Summary: Acts 5 gives us two cases where the church faced hardship. One was internal and the other was external. Both were used by God for the good of the church. How can that happen for us today?
(Read Acts 5 with slides)
What does it take to ruin a church? What does it take to stop God?
Acts 5 gives us two stories about threats to the church, one from the inside and the other from the outside.
First. The threat from the inside produced two deaths and great fear upon the whole church. Now, wouldn’t you think that two sudden deaths and great fear might have at least caused a down time on the churches growth? O contraire! Look at verse 14 again: And all the more believers in the Lord, multitudes of men and women, were constantly added to their number. Just imagine their parking problem! It looks like they didn’t sit down when they met in the temple courts. They didn't have folding chairs back then. And where did the Bible classes meet? How did they pass the Lord's Supper and collection plate? It appears that a lot of their worship and fellowship took place in the house to house meetings. The temple court meetings appear from the examples we have, to be evangelistic in nature (Acts 3 – Peter and John speak to the crowds, here in Acts 5:19-21, 25) . Whatever. The story of Ananias and Sapphira show us that in the difficult experiences where they obeyed God, these only served to strengthen and grow the church, not harm her. We need to think about this.

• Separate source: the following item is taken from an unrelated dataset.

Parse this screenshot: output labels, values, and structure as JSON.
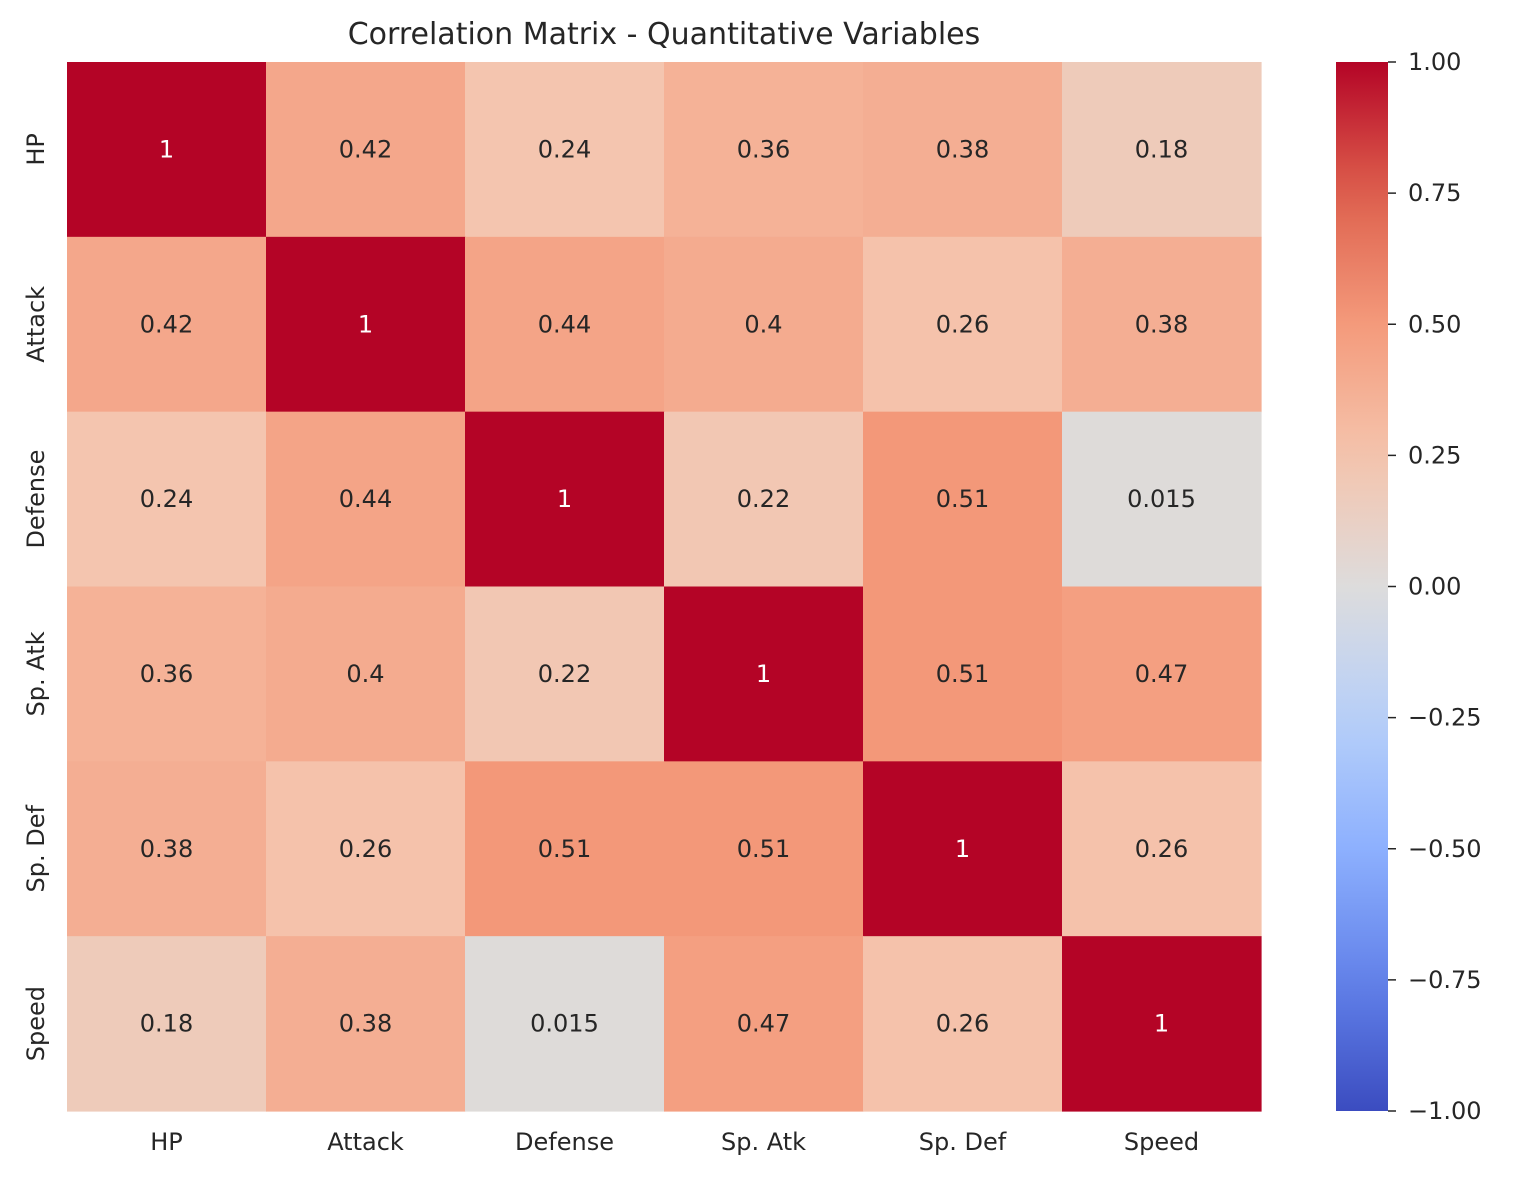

What does it take to ruin a church? Believe it or not, some of the very things we might think would be bad for the church, God works though for her good. Rebuking those in error, calling those who fall into sexual immorality or worldliness or other spiritual darkness to repent and disciplining those that reject God's instructions with biblical discipline, these are difficult things for us to follow today. But they are what God tells us to do. What might have happened if Ananias and Sapphira had been allowed to go forward with their deception and nothing was ever said or done about it? What effect might that have had on the future of the church there? Babies need more special care early on than when they grow up. God's sudden and fatal action demonstrates His deep care for the infant church at Jerusalem. As the church grows and spreads and matures God's instructions to the church are to handle discipline themselves, so that they do not fall under God's sever judgment. See 1 Corinthians 11:27-31.
What does it take to ruin a church? (Not the Body of Christ, mind you, which is undefeatable, but the local congregation, which IS vulnerable to apostasy). The Bible shows us how a local church can be ruined. All we need to do is stop following the guidance of the Holy Spirit. All we need to do is decide we know better than God does about how to run His church and begin to do things our own way instead of according to His word. All we need do is take out discipline and discipleship will be weakened and watered down and the church will be spoiled and ruined. The book of Revelation records where Jesus Christ Himself sent letters to seven local churches in Asia. It is there that we see that a local church can indeed be ruined. But we also learn that a church headed for ruin can repent and return. What would Jesus write to us here at Signal Mountain? In Revelation, Jesus gives clear, undeniable warnings to some churches that they are in trouble because they have not been following Him and keeping the faith. He tells the worst one of them, that they are like sickening water and that He is about to spew them out of His mouth. Yet, Jesus immediately follows that with these words. “Those I love I reprove and chasten, so be zealous and repent.” (Rev. 3:19) On the other hand, He also encourages at least two of the seven churches with assurance and hope because they are faithful and obedient.
When we look around us today, we can see that the church is still struggling with the issues of faithful obedience and the pull of the world and culture away from God’s clear instructions and guidance. The simple, yet profoundly wonderful greatest commandment of scripture continues to challenge us. Love the Lord our God with all our heart, soul, mind and strength. Love our neighbors as ourselves. Many things about us reveal our relationship with God and our hearts: The way we dress, talk, places we hang out, ways we entertain ourselves, how we spend our money and use our resources, how we worship, who we share fellowship with, what we look at, listen to, live for and love. What we fear. Believe it or not, for us to be Christian means that we must let Jesus be Lord and guide us in all of these areas of life.